Location: Children's Nutrition Research Center

Title: The need for a more inclusive definition of 'childcare' in efforts aimed at improving the dietary quality of young children

Author
item WOOD, ALEXIS - Children'S Nutrition Research Center (CNRC)

Submitted to: Journal of the Academy of Nutrition and Dietetics
Publication Type: Other
Publication Acceptance Date: 3/30/2023
Publication Date: 4/4/2023
Citation: Wood, A.C. 2023. The need for a more inclusive definition of 'childcare' in efforts aimed at improving the dietary quality of young children.
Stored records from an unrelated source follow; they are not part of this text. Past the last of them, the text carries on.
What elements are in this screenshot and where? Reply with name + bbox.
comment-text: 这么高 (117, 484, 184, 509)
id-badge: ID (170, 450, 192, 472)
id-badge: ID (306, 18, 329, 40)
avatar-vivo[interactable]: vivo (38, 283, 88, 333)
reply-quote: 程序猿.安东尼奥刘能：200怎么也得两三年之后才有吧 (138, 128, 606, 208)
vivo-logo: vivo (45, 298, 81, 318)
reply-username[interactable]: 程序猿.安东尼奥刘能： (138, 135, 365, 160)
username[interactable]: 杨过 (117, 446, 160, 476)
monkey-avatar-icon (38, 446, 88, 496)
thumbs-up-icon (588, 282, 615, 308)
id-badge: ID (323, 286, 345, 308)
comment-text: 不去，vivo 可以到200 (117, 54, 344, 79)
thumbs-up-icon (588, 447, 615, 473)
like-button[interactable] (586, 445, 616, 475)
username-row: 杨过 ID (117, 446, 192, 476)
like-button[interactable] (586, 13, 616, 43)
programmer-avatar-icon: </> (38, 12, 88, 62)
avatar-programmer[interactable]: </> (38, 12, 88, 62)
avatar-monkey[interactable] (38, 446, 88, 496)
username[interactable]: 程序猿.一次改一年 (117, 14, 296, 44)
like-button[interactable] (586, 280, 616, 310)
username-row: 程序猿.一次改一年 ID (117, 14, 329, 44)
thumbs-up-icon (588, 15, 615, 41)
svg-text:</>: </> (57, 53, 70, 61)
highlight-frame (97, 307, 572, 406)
Journal of the Academy of Nutrition and Dietetics. https://doi.org/10.1016/j.jand.2023.03.020.
DOI: https://doi.org/10.1016/j.jand.2023.03.020

Interpretive Summary:

Technical Abstract: More than three-fourths of US children under the age of 5 attend out-of-home childcare, and multiple foundations, including the The Academy of Nutrition and Dietetics, note the importance of childcare settings to overall child dietary quality. Accordingly, numerous efforts at improving the healthfulness of foods served in childcare have been undertaken both at both a local level, and via state/federal policy. However, almost all these efforts have been aimed at childcare centers, despite the fact that in 2019, 6.4 million US children under the age of five attended childcare in a different setting, such as another family's home. A recent publication undertook one of the first investigations of diet quality at family childcare homes, and found that the food served in this setting was less healthful than the food served in children's own homes. The purpose of this manuscript was to highlight the importance of this novel finding, by arguing that the sociodemographic correlates of children who attend a daycare center vs. receive childcare in another family's home mean that excluding this latter setting in efforts to improve child dietary quality could increase the sociodemographic-based disparities in diet-related conditions, that track from early childhood across the lifespan.